Vincent Mortier, chief investment officer at asset manager Amundi, told the Financial Times: “The US is no longer the ultimate and only perceived safe haven … The country has become the home of extreme fiscal undiscipline.”

Even the calm voices are predicting macro doom. “With very rare exceptions, the Moody’s downgrade of US debt should have no impact on the ability of institutional investors to continue to own US Treasury bonds,” Lotfi Karoui and her team at Goldman Sachs told clients. “We are, of course, mindful that the combined effect of a challenging fiscal outlook and the upcoming stagflationary shock from tariffs will likely continue to put a floor on the term premium. But a material slowdown in growth would, in our view, eventually push yields lower.”

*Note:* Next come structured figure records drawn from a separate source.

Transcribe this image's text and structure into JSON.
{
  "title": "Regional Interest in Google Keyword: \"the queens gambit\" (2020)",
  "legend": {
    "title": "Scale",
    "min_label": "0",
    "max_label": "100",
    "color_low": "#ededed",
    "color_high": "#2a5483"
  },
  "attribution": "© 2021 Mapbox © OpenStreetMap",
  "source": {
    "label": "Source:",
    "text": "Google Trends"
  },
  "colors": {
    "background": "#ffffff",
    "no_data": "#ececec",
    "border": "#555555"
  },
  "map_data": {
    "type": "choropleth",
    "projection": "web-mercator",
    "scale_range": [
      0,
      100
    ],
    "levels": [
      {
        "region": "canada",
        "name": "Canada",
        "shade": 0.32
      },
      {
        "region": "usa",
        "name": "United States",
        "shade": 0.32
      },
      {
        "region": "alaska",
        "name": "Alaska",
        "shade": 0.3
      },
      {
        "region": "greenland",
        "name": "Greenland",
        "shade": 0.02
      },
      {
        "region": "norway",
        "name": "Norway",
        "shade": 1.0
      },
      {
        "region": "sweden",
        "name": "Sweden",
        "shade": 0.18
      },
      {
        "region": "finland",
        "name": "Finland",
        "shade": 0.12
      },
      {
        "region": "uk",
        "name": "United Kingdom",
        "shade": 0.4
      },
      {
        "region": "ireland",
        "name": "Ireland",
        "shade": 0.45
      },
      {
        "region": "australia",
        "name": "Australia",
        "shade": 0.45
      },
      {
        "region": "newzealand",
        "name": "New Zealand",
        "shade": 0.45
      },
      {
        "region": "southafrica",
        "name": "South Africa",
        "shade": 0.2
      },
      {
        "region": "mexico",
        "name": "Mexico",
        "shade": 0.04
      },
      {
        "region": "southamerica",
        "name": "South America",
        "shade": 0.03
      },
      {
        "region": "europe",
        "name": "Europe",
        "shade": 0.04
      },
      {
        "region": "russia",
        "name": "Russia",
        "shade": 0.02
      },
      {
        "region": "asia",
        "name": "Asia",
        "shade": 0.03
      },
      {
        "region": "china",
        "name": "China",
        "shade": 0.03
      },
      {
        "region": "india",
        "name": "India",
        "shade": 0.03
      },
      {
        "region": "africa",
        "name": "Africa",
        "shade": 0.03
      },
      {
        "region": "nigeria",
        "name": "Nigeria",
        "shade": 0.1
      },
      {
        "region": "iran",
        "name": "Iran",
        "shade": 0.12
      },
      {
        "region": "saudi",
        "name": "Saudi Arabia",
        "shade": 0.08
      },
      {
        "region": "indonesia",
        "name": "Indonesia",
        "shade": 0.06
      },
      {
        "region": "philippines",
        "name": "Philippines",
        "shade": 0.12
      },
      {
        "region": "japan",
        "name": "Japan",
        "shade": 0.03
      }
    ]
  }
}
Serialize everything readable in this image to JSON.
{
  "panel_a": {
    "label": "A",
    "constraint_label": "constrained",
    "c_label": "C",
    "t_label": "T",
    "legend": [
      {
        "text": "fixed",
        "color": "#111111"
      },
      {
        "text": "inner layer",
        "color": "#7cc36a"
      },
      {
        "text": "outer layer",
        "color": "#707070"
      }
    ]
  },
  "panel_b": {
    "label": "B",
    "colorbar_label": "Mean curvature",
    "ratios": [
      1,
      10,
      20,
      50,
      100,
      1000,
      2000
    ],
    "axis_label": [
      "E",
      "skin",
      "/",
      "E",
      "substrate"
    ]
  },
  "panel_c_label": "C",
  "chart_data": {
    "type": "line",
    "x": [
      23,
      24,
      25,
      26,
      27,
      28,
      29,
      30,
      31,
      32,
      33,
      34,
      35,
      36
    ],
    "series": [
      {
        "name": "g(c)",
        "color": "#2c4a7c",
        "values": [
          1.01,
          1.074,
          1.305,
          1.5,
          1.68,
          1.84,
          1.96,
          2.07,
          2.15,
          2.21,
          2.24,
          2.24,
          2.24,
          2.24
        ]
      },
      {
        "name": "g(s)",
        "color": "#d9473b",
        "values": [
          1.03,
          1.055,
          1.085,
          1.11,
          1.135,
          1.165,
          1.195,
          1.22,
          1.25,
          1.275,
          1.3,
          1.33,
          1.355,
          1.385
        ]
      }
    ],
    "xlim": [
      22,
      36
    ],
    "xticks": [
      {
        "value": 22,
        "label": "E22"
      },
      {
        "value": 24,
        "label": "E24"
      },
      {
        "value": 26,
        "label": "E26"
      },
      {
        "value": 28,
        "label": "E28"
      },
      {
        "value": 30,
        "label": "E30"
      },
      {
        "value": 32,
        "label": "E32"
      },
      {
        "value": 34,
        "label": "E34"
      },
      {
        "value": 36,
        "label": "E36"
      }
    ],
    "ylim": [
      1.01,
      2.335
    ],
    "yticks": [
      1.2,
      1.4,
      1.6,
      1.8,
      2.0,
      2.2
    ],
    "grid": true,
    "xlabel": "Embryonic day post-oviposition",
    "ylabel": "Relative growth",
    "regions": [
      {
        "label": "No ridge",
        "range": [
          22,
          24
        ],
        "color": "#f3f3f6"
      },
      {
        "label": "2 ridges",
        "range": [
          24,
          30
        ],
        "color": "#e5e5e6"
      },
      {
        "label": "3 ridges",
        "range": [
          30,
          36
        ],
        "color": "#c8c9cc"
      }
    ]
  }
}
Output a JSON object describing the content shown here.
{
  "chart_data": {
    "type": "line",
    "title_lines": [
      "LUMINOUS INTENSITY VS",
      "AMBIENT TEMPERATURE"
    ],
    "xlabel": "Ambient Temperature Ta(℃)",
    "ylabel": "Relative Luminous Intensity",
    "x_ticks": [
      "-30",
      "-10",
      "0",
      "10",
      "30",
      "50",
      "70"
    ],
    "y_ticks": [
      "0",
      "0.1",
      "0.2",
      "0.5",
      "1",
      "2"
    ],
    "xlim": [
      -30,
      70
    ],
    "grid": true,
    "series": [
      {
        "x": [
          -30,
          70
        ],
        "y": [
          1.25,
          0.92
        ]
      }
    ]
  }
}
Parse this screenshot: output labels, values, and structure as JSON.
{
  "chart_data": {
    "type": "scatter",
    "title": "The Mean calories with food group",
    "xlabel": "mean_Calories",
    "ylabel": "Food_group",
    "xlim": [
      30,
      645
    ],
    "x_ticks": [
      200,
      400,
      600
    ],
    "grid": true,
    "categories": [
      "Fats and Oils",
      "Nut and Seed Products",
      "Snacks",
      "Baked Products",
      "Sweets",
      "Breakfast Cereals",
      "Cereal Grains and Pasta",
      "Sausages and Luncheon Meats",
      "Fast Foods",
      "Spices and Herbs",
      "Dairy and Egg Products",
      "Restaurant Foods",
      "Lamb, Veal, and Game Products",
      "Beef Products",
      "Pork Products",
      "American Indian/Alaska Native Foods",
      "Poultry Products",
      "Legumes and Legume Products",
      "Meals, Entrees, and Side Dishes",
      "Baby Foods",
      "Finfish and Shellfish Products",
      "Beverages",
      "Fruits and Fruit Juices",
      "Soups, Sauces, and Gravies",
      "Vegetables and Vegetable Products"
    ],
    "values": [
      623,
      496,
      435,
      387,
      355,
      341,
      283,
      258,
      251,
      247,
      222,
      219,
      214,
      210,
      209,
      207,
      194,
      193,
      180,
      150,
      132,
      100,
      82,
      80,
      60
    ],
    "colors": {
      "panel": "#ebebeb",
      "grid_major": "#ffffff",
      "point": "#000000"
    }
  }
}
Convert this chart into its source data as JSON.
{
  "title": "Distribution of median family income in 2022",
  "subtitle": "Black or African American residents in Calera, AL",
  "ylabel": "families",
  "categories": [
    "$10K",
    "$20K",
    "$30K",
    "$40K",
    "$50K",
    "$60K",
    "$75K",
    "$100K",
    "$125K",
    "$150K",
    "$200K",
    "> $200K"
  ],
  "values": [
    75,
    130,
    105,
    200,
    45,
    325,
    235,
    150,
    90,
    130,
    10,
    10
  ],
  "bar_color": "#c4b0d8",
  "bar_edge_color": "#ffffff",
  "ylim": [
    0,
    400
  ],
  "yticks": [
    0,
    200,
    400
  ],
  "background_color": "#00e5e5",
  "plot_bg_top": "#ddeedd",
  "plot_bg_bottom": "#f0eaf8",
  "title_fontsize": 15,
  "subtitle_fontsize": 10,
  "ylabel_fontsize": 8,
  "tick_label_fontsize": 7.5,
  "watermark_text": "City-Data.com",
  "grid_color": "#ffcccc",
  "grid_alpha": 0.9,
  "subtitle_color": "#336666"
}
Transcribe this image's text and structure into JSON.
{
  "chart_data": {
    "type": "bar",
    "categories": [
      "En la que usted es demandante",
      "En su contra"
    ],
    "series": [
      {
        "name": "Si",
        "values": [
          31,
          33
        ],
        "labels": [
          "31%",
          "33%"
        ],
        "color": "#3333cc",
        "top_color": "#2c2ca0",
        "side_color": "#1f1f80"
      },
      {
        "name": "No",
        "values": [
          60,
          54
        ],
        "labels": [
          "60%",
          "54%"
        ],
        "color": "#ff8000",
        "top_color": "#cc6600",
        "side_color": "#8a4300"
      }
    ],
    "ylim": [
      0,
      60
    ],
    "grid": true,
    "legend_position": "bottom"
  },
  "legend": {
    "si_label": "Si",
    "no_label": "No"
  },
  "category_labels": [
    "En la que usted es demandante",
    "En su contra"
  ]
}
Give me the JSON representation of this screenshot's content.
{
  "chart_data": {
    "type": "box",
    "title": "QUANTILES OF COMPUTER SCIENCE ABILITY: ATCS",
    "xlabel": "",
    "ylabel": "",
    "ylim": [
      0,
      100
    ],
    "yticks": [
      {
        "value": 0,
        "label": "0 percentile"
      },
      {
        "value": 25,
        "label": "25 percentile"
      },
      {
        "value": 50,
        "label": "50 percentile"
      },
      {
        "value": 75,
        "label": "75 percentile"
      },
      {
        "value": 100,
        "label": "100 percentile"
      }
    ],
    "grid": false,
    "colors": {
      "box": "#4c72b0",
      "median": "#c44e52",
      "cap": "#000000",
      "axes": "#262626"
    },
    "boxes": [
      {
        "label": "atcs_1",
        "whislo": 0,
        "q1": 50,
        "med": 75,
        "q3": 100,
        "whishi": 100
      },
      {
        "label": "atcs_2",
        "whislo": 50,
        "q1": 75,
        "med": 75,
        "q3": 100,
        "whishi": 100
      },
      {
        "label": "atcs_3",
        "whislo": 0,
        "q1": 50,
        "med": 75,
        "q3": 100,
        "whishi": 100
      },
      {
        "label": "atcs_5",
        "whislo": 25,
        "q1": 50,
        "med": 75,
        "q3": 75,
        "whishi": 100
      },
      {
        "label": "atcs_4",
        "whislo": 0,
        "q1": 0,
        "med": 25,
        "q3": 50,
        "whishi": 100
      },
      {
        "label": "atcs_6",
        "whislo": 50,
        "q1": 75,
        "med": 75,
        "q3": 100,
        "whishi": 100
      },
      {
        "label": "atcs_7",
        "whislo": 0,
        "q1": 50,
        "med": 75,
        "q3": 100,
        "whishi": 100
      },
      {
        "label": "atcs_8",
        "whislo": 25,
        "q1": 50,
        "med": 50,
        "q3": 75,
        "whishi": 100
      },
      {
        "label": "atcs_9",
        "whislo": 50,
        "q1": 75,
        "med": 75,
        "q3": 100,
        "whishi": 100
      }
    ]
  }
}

Here’s a snapshot of the action prior to the opening bell in New York:

  • The S&P 500 closed flat at 5,842.01 yesterday. 
  • Coinbase rose 5% on the day, buoyed by investor enthusiasm around the president’s “crypto dinner.” 
  • S&P futures were flat this morning prior to the open. 
  • Bond yields spiked on worries about the fiscal stability of the U.S. The 10-year Treasury hit 4.63% and the 30-year Treasury hit 5.15%. 
  • India’s Nifty 50 was up 1% this morning. 
  • Japan’s Nikkei 225 was up 0.5%. 
  • The Stoxx Europe 600 was up 0.3% in early trading.